Ostatnie chwile przed startem.
Fot. Piotr Kurek
W ostatni zakręt jako pierwszy wszedł Wojciech Sykała ze Złotnik (Merx Team), który rozprowadzał kolegę z drużyny - Sławomira Spławskiego. Bardziej środkiem toru mknął Marek Konwa. Gdzieś 20 metrów przed metą ci dwaj zawodnicy zrównali się, ale większą dynamikę zachował Sławomir Spławski. On też dziś wygrał. Marek Konwa zajął drugie miejsce, trzeci był Paweł Zaleśny z Kalisza.
Sławomir Spławski (z lewej) dziś był najszybszy.
Fot. Krzysztof Nowak
– Cieszę się bardzo. To moja pierwsza wygrana w tym roku w tym miejscu. 18 kwietnia byłem drugi, przed tygodniem trzeci, dziś pierwszy.
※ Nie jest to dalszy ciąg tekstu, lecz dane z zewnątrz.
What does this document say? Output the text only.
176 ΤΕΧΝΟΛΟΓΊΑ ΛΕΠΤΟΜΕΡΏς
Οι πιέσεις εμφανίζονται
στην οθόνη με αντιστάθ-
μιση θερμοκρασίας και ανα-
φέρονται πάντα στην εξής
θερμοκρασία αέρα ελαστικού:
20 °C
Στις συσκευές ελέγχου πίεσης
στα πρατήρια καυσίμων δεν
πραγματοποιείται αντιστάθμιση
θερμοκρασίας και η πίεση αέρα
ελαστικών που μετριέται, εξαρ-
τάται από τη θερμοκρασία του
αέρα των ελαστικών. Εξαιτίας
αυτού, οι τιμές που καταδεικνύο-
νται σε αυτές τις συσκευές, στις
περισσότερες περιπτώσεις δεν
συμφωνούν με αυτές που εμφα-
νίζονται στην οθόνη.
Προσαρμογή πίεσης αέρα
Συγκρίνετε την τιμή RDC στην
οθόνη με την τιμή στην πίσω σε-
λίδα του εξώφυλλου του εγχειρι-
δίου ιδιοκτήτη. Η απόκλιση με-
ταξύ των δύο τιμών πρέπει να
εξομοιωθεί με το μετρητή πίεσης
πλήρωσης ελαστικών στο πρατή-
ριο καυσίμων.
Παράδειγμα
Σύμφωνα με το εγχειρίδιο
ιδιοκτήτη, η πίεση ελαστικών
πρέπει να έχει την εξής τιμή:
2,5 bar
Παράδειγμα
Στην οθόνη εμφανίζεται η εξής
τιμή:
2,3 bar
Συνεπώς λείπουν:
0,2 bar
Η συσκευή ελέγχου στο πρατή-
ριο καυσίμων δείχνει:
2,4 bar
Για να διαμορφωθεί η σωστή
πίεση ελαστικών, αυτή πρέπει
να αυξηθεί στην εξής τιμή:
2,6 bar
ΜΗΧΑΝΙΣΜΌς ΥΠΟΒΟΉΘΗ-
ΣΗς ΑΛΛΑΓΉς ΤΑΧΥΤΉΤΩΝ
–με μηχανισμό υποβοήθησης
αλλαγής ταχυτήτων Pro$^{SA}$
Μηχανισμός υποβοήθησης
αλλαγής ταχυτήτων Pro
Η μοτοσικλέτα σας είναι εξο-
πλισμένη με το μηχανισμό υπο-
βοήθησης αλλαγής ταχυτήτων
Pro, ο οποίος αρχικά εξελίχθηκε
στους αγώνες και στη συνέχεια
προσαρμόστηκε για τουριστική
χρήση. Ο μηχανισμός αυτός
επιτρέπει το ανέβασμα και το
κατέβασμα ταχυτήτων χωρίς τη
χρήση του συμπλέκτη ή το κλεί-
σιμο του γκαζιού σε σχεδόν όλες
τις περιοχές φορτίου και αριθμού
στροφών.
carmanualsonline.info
Sezon zaczyna się na dobre a ja jestem w przyzwoitej formie i mam nadzieję, że w tym roku będę tu jeszcze triumfował - mówił Sławomir Spławski z Bogdanowa pod Obornikami, który w roku ubiegłym podczas szosowych Mistrzostw Polski mastersów na Mazurach w wyścigu ze startu wspólnego (M30) zdobył srebrny medal.
Merx Team (Marta Gogolewska, Piotr Olszak, Sławomir Spławski, Artur Spławski, Paweł Rychlicki, Wojciech Sykała) i Jakub Najs z Grodziska Wielkopolskiego.
Fot. Piotr Kurek
Cyklosport M20+30
1. Sławomir Spławski, Bogdanowo - 53:47 min.
2. Marek Konwa, Leszno
3. Paweł Zaleśny, Kalisz - ten sam czas
Kobiety open
1. Karolina Przybylak, Kórnik - 53:47 min.
2. Joanna Golec, Kórnik
3. Alicja Ratajczak, Kórnik - ten sam czas
M40+M50
1. Piotr Pawłowski, Sobótka - 53:47 min.
2. Paweł Rychlicki, Poznań
3. Lech Ergang, Poznań - tean sam czas
M60+
1. Grzegorz Ryżak, Poznań - 53:47 min.
2. Zygmunt Warach, Bełchatów
3. Marian Wawszkiewcz, Środa Wielkopolska - ten sam czas
Z kronikarskiego obowiązku informuję, że w kategorii cyklosport M20+ M30 wystartowało 85 zawodników, z czego 57 uzyskało czas zwycięzcy. Rywalizowało 11 kobiet, aż siedmiu zmierzono czas 53:47 min. Panów w kategorii M50+M60 ścigało się 37, dwudziestu dziewięciu przyjechało w grupie zasadniczej na metę. Najstarszych zawodników (M60+) było czterech - trzech z nich radowało się szybką jazdą jak triumfator Sławomir Spławski.
Pierwszy czwartek (14 kwietnia) wygrał Artur Kozal z Mosiny, drugi (28 kwietnia) - Paweł Rychlicki z Poznania, trzeci - (5 maja) Marek Konwa z Leszna i czwarty (12 maja) - Sławomir Spławski z Bogdanowa.
Następne spotkanie kolarzy na torze Poznań za tydzień - 19 maja 2016.